The research shows that, since earlier this year, there have been 22 purchase rate increases, 15 cash rate increases and over 30 increases to fees such as balance transfer fees, cash withdrawals fees and foreign usage loading.
“The number of increases to purchase APRs is quite phenomenal. Normally credit card providers avoid such increases as these are the rates customers see first,” Ms Slade said.
“For example anyone with £5,000 of purchases on the Nectar Credit Card AMEX repaying the minimum 2.5 per cent, min £5, the 3 per cent increase will find themselves paying an additional £1,823.75 in interest over the life of the debt.”
She recommends: “The first thing to do when looking for a new credit card is to look at how you will use the card. If you have an existing debt on a card, it may be worth considering a 0% balance transfer deal. If you are looking to make some new purchases, you may wish to consider a 0 per cent introductory purchase deal.”

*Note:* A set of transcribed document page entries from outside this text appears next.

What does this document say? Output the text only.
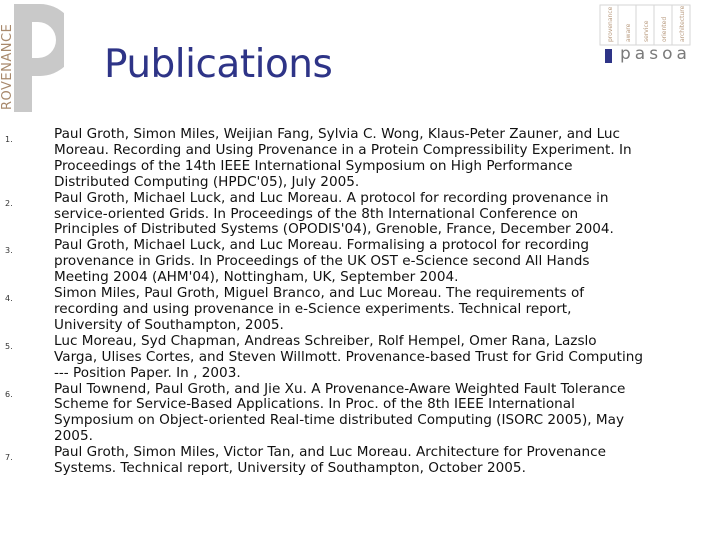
ROVENANCE Publications
provenance aware service oriented architecture
pasoa
1.	Paul Groth, Simon Miles, Weijian Fang, Sylvia C. Wong, Klaus-Peter Zauner, and Luc Moreau. Recording and Using Provenance in a Protein Compressibility Experiment. In Proceedings of the 14th IEEE International Symposium on High Performance Distributed Computing (HPDC'05), July 2005.
2.	Paul Groth, Michael Luck, and Luc Moreau. A protocol for recording provenance in service-oriented Grids. In Proceedings of the 8th International Conference on Principles of Distributed Systems (OPODIS'04), Grenoble, France, December 2004.
3.	Paul Groth, Michael Luck, and Luc Moreau. Formalising a protocol for recording provenance in Grids. In Proceedings of the UK OST e-Science second All Hands Meeting 2004 (AHM'04), Nottingham, UK, September 2004.
4.	Simon Miles, Paul Groth, Miguel Branco, and Luc Moreau. The requirements of recording and using provenance in e-Science experiments. Technical report, University of Southampton, 2005.
5.	Luc Moreau, Syd Chapman, Andreas Schreiber, Rolf Hempel, Omer Rana, Lazslo Varga, Ulises Cortes, and Steven Willmott. Provenance-based Trust for Grid Computing --- Position Paper. In , 2003.
6.	Paul Townend, Paul Groth, and Jie Xu. A Provenance-Aware Weighted Fault Tolerance Scheme for Service-Based Applications. In Proc. of the 8th IEEE International Symposium on Object-oriented Real-time distributed Computing (ISORC 2005), May 2005.
7.	Paul Groth, Simon Miles, Victor Tan, and Luc Moreau. Architecture for Provenance Systems. Technical report, University of Southampton, October 2005.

On the plus side for consumers, Moneyfacts found that the credit card companies’ balance transfer and introductory purchase deals are getting more competitive, with some 0 per cent balance transfer offers extending to up to 15 months.
Samantha Owens, Head of Personal Finance at Moneyfacts.co.uk, comments: “Whilst there has been growing concern in the credit card market, with a reduction in the number of applications accepted and providers increasing rates for both purchases and cash, the deals on offer at the top end of the market have not been affected.
“This time last year, for purchases, the best deal was 12 months and for balance transfers was 13,” Ms Owens says. “In the current market’ deals on balance transfers for 13 months are commonplace and credit card companies have to compete to attract new customers.”
She stressed that credit cards with 0 per cent deals deals should not be treated as a licence to spend, because at some point the balance would have to be repaid.
However, consumers with balance transfers will benefit from 15 interest-free months with only one fee, and those who need to make a larger purchase will be able to repay it over a longer term without any additional cost.